High-tech war games at Ellington ready reservists for battlefield [Houston Chronicle]
(Houston Chronicle (TX) Via Acquire Media NewsEdge) April 24--Forward Operating Base Extortion has too much lush green grass and too few concrete blast walls to pass for a real airfield in Afghanistan. But for a few days this month, the encampment of military tents and trucks at Ellington Field in Houston will bring dozens of Army reservists as close to a war zone as they can get without leaving Texas.
The 77 reservists from 7th Battalion, 158th Aviation Regiment traveled by convoy from the unit's headquarters at Fort Hood to Ellington last week for four days of computerized war games orchestrated by Houston-based 75th Training Division.
They sleep on cots in tents they pitched themselves, eat meals cooked in a portable "containerized kitchen" and monitor a virtual battlefield from a tactical operations center powered by generators and outfitted with the same computers and communications equipment used by troops overseas.
The base is named for Extortion 17, one of the unit's Chinooks that went down in Afghanistan on Aug. 6, killing 38 people, including 17 Navy SEALs.
"The goal is to make them totally immersed in the scenario we've created for them," said Maj.
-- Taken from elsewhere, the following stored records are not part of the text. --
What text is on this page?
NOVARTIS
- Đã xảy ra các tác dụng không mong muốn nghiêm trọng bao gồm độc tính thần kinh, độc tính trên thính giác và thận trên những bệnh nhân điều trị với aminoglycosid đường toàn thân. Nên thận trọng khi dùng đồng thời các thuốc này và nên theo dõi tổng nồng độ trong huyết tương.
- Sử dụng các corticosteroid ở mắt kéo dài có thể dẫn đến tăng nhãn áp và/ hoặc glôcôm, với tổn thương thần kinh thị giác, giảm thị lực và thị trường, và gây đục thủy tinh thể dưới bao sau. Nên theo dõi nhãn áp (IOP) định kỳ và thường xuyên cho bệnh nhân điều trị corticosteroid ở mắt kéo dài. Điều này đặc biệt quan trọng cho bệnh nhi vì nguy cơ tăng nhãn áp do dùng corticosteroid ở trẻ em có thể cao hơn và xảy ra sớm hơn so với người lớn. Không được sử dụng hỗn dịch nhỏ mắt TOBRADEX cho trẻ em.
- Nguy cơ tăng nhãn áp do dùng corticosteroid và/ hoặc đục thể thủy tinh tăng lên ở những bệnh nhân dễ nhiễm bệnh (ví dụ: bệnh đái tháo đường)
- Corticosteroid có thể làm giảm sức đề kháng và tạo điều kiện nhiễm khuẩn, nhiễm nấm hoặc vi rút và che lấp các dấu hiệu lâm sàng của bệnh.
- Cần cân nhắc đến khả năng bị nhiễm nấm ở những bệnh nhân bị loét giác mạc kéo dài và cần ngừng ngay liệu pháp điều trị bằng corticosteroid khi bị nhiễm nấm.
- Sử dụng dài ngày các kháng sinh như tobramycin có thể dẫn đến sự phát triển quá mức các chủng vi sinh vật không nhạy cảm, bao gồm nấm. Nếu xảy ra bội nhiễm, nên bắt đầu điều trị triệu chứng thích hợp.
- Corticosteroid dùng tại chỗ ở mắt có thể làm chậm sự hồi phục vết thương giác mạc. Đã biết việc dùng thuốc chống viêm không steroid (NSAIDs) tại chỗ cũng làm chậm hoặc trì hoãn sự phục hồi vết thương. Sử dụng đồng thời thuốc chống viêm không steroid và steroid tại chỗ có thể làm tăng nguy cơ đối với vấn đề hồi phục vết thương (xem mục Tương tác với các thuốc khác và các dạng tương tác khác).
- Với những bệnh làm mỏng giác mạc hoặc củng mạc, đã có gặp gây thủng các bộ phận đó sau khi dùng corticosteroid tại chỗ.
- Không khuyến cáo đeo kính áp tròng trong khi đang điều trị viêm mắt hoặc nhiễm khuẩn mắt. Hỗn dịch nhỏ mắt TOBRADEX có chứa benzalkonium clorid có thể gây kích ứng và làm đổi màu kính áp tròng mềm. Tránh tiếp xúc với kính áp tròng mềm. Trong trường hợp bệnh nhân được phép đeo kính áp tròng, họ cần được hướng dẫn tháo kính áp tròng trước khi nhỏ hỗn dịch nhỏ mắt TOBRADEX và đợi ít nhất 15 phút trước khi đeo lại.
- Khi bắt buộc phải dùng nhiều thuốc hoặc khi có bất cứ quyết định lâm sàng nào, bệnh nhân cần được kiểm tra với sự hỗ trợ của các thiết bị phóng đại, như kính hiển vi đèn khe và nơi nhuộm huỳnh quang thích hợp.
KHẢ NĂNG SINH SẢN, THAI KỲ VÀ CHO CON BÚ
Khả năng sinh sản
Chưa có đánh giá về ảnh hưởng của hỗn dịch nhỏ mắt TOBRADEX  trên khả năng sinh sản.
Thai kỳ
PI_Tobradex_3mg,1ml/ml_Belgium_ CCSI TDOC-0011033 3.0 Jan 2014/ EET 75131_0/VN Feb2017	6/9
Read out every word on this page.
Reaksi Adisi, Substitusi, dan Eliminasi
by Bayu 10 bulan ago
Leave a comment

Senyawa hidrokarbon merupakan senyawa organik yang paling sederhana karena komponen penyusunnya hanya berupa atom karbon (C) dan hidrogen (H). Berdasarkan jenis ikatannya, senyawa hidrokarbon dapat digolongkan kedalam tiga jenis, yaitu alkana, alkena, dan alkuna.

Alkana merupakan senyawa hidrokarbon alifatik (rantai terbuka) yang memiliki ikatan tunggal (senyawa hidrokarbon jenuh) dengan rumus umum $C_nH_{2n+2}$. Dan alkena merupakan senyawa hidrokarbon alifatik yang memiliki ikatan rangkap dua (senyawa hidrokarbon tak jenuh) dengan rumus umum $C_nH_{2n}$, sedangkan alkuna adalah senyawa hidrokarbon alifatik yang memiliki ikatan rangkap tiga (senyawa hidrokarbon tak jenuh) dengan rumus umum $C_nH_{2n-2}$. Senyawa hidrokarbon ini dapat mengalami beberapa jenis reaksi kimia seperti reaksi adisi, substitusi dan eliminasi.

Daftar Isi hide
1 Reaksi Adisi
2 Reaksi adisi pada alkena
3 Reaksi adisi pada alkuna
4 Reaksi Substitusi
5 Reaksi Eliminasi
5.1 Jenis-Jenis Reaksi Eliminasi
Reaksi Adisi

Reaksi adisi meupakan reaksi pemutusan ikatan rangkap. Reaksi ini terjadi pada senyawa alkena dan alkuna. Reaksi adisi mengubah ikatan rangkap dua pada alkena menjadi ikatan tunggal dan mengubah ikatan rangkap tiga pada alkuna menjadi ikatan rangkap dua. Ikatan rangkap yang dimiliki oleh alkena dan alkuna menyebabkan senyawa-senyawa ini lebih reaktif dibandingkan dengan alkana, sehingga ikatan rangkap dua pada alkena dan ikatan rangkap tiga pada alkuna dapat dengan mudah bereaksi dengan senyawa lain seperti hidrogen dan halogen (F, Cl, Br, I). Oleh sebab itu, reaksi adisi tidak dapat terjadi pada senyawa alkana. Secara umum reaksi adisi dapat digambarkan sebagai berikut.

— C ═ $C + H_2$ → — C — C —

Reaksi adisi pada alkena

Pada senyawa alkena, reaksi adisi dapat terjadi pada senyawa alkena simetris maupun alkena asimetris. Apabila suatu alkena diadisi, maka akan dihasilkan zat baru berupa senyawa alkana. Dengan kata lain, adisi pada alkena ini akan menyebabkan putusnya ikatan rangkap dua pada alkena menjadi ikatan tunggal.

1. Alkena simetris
Gen. Jimmie Jaye Wells, commanding general of the 75th. "As soon as you walk in, it looks, feels and tastes as real as you can get."
Scenarios range from firefights and humanitarian disasters to medivacs and missions to retrieve troops killed in action. The reservists also face any number of smaller-scale emergencies, such as a suicidal soldier, a sexual harassment claim or a Freedom of Information Request from a pesky reporter.
"It can't be just an exercise out of a box," Wells said. "We work real hard to be creative."
World War I airbase
The 75th controls the scenarios from inside a 40,000-square-foot Battle Projection Center that opened last year at Ellington as part of a $100 million construction project to revitalize the former World War I airbase.
With Pentagon officials looking to cut half a trillion dollars from the defense budget in the next 10 years, the 75th pitches the high-tech training exercises it runs at Ellington and other facilities across the country as a cost-effective way to keep National Guard and Army Reserve soldiers battle-ready, even as the war in Afghanistan winds down.
"We have to be able to maintain that same baseline standard, and do it with less," said Col. Jason Walrath, a group commander for the 75th.
It would cost about $10,000 per hour to put a real Chinook in the air for a similar live exercise, Walrath said. A computer-simulated helicopter flight is far cheaper. "This is already a sunk cost," he said.
A sudden crisis
At Ellington on Monday, Chief Warrant Officer James Wylie, 33, of Leander, piloted an Apache helicopter over Kandahar in a computer simulation called Virtual Battle Space 2. Similar to a first-person shooter game like "Call of Duty," the simulation uses topographical maps to re-create the terrain users would see in Afghanistan.
"It's almost an exact replica," Wylie said, as his Apache swooped over buildings and fields.
With a click of a mouse, one of the 75th's trainers triggers a sudden crisis: Ground troops in a convoy to the north have called for air support. They've been ambushed, and there are casualties.
Inside the khaki tent that serves as the tactical operations center at FOB Extortion, Lt. Col. Jim Fitzgerald tries to get a medivac helicopter to the scene in less than 15 minutes. But such helicopters carry no weapons and he can't send one into a hot landing zone without an escort.
"How far out are the Kiowas (armed scout helicopters)?" Fitzgerald asks a soldier.
"Sir, they're 25 miles to the south."
"I need you to get on the phone to Brigade and get 'em with the Apaches," Fitzgerald says. "
In the end, it takes a little longer than Fitzgerald wants, but the casualties do get evacuated safely. The rescue unfolds in real time, but without any actual aircraft. Later, the commander and his staff will review their performance to pinpoint what they could do better.
"The beauty of this is we can bring these guys in here and they can practice their battlefield skills as a team, because this is an orchestra," Fitzgerald said.